Data Catalog
58 analyst-ready ClickHouse tables for crypto data analysis
58 tables across 11 categories, available via a readonly ClickHouse account.
The Surf Data Catalog documents all tables available to agents and analysts. Tables are organized into categories and exposed as ClickHouse views in the agent and curated databases.
Connection
| Setting | Value |
|---|---|
| Protocol | ClickHouse HTTP interface (port 8443, TLS) |
| User | agent (readonly) |
| Databases | agent (enriched tables), curated (analytics views) |
| Max execution time | 120s |
| Max memory | 16GB |
| Max result rows | 1M |
Quick Start
-- Top DEX protocols by volume yesterday
SELECT project, sum(amount_usd) AS volume_usd
FROM agent.ethereum_dex_trades
WHERE block_date = today() - 1
GROUP BY project
ORDER BY volume_usd DESC
LIMIT 10💡 Tip
Always filter on block_date first — it is the partition key for most tables and enables ClickHouse to skip entire partitions.
Categories
| Category | Tables | Description |
|---|---|---|
| DEX Trades | 6 | Enriched swap events across 6 chains with token symbols, USD amounts, and protocol attribution. |
| Prices | 3 | Daily token prices combining CoinGecko data and DEX VWAP calculations. |
| Token Metadata | 1 | ERC-20 contract registry mapping addresses to symbols, names, and decimals. |
| Transfers | 5 | ERC-20 and native token transfers enriched with symbols and USD pricing. |
| TVL / Fees / Yields | 6 | Protocol-level daily aggregates for total value locked, fee revenue, and yield rates. |
| Lending & Staking | 2 | Protocol-level daily activity aggregates for lending and staking protocols. |
| Bridges | 1 | Cross-chain bridge volume aggregated daily. |
| Prediction Markets | 17 | Polymarket, Kalshi, and cross-platform prediction market data — trades, market details, prices, volume, and open interest. |
| Curated Analytics | 11 | Dashboard-ready pre-computed analytics — whale trades, hot markets, leaderboards, and daily reports. |
| Hyperliquid | 3 | Perpetual futures market data, funding rates, and contract metadata from Hyperliquid L1. |
| Chain Metrics | 3 | Daily chain-level aggregates including transaction counts, active addresses, gas usage, and contract deployments. |
Query Best Practices
- Always filter on block_date — partition pruning is the #1 performance lever
- Use LIMIT liberally during exploration; remove for final aggregation
- Pre-filter in CTEs before JOINing — ClickHouse puts RIGHT side into hash table
- Use IN (SELECT ...) instead of JOIN when you only need existence checks
- Avoid SELECT * on billion-row tables — project only needed columns
- For ReplacingMergeTree tables, always use FINAL to get deduplicated rows
- Date range first, then entity filters — this matches partition layout
- Use toStartOfWeek/toStartOfMonth for time-series rollups, not GROUP BY toString(block_date)

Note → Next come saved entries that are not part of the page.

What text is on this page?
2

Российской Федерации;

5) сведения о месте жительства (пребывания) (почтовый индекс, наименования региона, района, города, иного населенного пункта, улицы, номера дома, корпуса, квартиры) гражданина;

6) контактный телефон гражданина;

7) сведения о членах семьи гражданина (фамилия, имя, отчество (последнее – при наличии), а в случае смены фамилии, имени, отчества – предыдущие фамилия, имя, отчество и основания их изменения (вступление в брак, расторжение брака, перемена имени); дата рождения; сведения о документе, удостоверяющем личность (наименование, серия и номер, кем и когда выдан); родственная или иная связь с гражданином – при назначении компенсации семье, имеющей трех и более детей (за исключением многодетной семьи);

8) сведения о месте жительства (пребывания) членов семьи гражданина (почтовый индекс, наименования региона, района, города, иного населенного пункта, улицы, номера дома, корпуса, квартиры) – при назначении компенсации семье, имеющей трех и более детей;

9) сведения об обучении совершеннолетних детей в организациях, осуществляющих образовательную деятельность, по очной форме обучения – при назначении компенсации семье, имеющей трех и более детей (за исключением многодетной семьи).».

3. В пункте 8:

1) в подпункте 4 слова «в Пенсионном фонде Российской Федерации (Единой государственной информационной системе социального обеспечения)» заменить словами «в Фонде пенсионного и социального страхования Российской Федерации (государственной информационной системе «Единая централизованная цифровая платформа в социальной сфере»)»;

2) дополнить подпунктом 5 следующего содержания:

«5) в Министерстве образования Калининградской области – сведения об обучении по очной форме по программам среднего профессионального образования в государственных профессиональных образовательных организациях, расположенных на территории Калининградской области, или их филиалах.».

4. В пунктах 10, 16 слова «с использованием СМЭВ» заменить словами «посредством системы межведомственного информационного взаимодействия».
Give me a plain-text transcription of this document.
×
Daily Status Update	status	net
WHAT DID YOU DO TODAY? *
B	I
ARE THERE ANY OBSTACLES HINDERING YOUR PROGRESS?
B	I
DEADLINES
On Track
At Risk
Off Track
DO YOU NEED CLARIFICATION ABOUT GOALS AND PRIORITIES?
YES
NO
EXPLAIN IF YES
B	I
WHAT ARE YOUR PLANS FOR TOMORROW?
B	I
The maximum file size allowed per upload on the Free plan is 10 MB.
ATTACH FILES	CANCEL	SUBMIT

- When counting unique addresses, uniq() is faster than count(DISTINCT) and equally accurate
- For cross-table analysis, filter each table independently in CTEs before joining
- Handle NULLs explicitly — use ifNull(col, default) or coalesce(). ClickHouse 3-valued logic silently drops NULL rows in WHERE filters.
- FINAL syntax: FROM table_name alias FINAL (not FROM table_name FINAL alias). Place FINAL after the alias.
Entity Linking
Common join patterns across tables:
token_address -> symbol: JOIN agent.ethereum_erc20 ON contract_addresscondition_id -> market_question: JOIN agent.polymarket_market_details ON condition_idmarket_ticker -> category: Use curated.kalshi_daily_categorized (pre-joined)coin -> max_leverage: JOIN agent.hyperliquid_perp_meta ON coinproject + version -> TVL: JOIN agent.ethereum_tvl_daily ON (project, version, block_date)
Data Freshness
| Pipeline | Schedule | Typical Lag |
|---|---|---|
| Ethereum raw (BQ) | 12:00 UTC | ~1 day |
| Base raw (cryo) | Sensor (6h) | ~6 hours |
| Arbitrum raw (BQ) | 12:30 UTC | ~1 day |
| Polygon raw (BQ) | Every 30 min | ~1 hour |
| TRON raw (BQ) | 13:30 UTC | ~1 day |
| Bitcoin raw (BQ) | 14:00 UTC | ~1 day |
| HyperEVM (S3) | 13:00 UTC | ~1 day |
| CoinGecko prices | Hourly | ~1 hour |
| RPC snapshots | Daily | ~1 day |
| Kalshi API | Every 6h | ~6 hours |
| Polymarket (BQ) | 03:00 UTC | ~1 day |
| dbt models | Post-ingestion | +30 min |
Check freshness for any table:
SELECT max(block_date) FROM agent.<table_name>